Patrick Springer, Published April 20 2014
Tornado danger often underestimated in Red River Valley
The arbitrary designation coincided with the Northern Pacific Railroad, extending from Duluth, Minn., to the Puget Sound, and supposedly marked the northern limit of tornadoes.
That spurious claim, touted by the railroad to lure settlers to areas north of the Tornado Belt in Dakota Territory, was obliterated in 1887 when a “whirlwind” blew through Grand Forks, killing five and destroying property.
Even today, more than a century later in an area so prone to formidable blizzards and floods, it can be easy to underestimate the dangers of tornadoes.
A fresh reminder of that reality came with the recent determination that some residents of the Red River Valley spend as much time under tornado warnings as certain areas in the heart of “Tornado Alley.”
Cass County, for example, spends on average almost 2½ hours per year under tornado warnings, a span similar to many counties in “Tornado Alley,” a turbulent swath of the southern and central Plains.
That finding – a visual indicator of the area’s significant tornado risk – was revealed in a map recently compiled by a weather researcher in Iowa who graphically depicts information from meteorological archives.
After generating the map earlier this month, researcher Daryl Herzmann of Iowa State University in Ames realized that counties with the most time under tornado warnings usually were very large.
That could explain why Clay County is under tornado warnings a bit more than 1½ hours per year, about an hour less than adjacent Cass County in North Dakota.

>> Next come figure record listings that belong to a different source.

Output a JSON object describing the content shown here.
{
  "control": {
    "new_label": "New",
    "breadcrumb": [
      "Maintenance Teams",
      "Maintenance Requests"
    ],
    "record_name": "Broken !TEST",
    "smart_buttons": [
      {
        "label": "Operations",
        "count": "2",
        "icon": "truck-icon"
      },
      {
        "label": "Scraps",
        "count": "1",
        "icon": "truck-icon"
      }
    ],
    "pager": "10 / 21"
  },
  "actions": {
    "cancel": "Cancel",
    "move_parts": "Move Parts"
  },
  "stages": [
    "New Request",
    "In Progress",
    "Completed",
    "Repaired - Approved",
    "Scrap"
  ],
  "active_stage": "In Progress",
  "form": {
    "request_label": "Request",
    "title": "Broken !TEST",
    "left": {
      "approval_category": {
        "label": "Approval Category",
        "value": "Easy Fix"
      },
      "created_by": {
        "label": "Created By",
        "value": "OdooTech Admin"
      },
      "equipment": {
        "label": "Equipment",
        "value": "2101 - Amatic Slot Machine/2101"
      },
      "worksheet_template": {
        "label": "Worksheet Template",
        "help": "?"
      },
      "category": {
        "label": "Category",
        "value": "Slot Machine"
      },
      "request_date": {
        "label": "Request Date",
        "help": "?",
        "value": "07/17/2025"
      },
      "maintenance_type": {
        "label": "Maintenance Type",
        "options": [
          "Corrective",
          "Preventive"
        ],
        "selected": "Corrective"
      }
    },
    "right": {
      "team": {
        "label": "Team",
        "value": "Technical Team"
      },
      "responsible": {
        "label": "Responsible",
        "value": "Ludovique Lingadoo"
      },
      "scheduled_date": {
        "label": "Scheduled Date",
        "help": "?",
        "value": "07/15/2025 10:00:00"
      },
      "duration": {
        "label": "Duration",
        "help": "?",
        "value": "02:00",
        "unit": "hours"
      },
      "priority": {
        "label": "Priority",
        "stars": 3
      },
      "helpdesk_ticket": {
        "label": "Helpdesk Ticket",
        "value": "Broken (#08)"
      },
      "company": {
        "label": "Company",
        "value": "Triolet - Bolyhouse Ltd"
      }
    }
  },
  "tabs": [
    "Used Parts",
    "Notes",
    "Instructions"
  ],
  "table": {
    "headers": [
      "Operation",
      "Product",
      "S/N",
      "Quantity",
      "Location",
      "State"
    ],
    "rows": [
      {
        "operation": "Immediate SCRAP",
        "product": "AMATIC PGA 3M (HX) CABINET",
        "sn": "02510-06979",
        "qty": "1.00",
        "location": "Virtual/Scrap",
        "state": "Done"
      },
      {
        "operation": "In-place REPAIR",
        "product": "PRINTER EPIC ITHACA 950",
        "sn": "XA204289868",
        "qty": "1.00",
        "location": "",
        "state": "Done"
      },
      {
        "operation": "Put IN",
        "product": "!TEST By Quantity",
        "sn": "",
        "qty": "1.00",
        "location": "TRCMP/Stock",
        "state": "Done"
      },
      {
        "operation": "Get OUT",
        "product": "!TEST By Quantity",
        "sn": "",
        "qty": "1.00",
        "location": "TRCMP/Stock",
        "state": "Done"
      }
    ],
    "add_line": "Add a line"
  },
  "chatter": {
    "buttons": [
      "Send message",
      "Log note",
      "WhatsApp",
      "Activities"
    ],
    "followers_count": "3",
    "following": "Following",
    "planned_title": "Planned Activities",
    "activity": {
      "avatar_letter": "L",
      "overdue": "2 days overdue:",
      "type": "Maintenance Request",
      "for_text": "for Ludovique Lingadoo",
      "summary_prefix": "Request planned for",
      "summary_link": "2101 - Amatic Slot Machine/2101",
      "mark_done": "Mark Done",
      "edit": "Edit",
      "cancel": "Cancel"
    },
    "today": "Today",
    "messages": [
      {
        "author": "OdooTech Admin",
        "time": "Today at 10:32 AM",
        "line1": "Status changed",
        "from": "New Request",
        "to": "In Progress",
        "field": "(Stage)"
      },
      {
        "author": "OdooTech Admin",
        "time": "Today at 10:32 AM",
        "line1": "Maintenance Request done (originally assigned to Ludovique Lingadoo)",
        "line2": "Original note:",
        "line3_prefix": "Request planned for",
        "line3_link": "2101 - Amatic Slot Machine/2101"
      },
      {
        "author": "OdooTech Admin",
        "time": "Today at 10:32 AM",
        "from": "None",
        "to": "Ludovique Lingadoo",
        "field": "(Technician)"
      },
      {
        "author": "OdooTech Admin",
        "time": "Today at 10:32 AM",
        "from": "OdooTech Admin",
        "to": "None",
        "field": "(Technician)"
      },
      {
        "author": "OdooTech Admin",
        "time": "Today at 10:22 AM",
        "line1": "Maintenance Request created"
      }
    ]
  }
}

Still, even after adjusting for county size, the Red River Valley and surrounding areas are comparable to much of the Great Plains in time under tornado warnings.
‘Great Plains alley’
Weather analysts at the National Climatic Data Center also have come up with a way to compare tornado frequency and land area.
Over a recent 20-year period, North Dakota and South Dakota each averaged 4.7 tornadoes yearly per 10,000 square miles; Minnesota averaged 5.7 tornadoes.
Those are well above the national average of 3.5 tornadoes per year. By comparison, Oklahoma averaged 9, and Kansas 11.7 per 10,000 square miles.
No precise boundaries exist for “Tornado Alley,” and some weather experts argue that tornadoes are so widespread that the designation is meaningless.
But Greg Gust, a warning coordination meteorologist for the National Weather Service office in Grand Forks, said the zone extends even into southern Manitoba.
“We’re clearly in the classic Great Plains alley,” he said.
Colder weather in the northern Plains, however, shortens the tornado season. Although tornadoes in North Dakota have been observed as early as March and as late as November, most occur during the summer months of June, July and August.
“It’s a short season but a very robust season,” Gust said. “We get a lot of activity in a very short time.”
June is usually the area’s peak tornado month. The most notable example is North Dakota’s deadliest tornado, which struck Fargo on June 20, 1957, killing 10 people.
Twin tornadoes plowed through Wadena, Minn., on June 17, 2010, causing millions of dollars of property damage, requiring the school to be rebuilt.
The tornado that killed one person and demolished two trailer parks in Northwood, N.D., on Aug. 26, 2007, came after the June peak, but at the tail end of the normal tornado season.
Intensity and frequency
Because the northern Plains is sparsely populated, with few structures in rural areas to be damaged by tornadoes, their impacts tend to be less than in more densely populated areas, Gust said.
“The rating of the intensity is highly influenced by what it hits,” he said. Even so, high-intensity tornadoes “still are high-frequency occurrences around here,” Gust added, citing the Wadena and Northwood tornadoes as recent examples.
Over a 10-year period, about 60 percent of the tornadoes in Cass County are equivalent to those in a similarly sized area of eastern Oklahoma, an area known for the intensity and frequency of tornadoes, Gust said.
A more dense radar network and a bigger corps of trained weather spotters in the central and southern Plains have been shown to account for much of the higher frequency of reported tornadoes in those areas, he said.
“We have much less dense radar networks up here,” he said. The wider gaps in radar make it more difficult to detect tornadoes on the fringe of their reach.
Of course, the prairie was even more sparsely settled back in 1886, when some marketing mind for the Northern Pacific Railroad dreamed up the “Tornado Belt.”
The false reassurance likely was intended to help ease fears settlers might have in moving to the wide open prairie, said Nancy Godon, co-author of “Reshaping the Tornado Belt,” a book that explored the 1887 Grand Forks tornado, which debunked the myth that the northernmost reaches of Dakota Territory were outside the range of tornadoes.
She and her co-authors, including her meteorologist husband, Vince, determined that cyclonic winds tore through Grand Forks and continued through East Grand Forks, Minn., killing five people and destroying property along a 20-mile path.
“People didn’t really understand that tornadoes can happen anywhere,” Nancy Godon said, noting that severe tornadoes have occurred in Manitoba.
If the 1887 tornado were to happen today in Grand Forks, which now is much more densely populated and developed, the damage would be much worse.
“If that happened today, it would be devastating,” she said.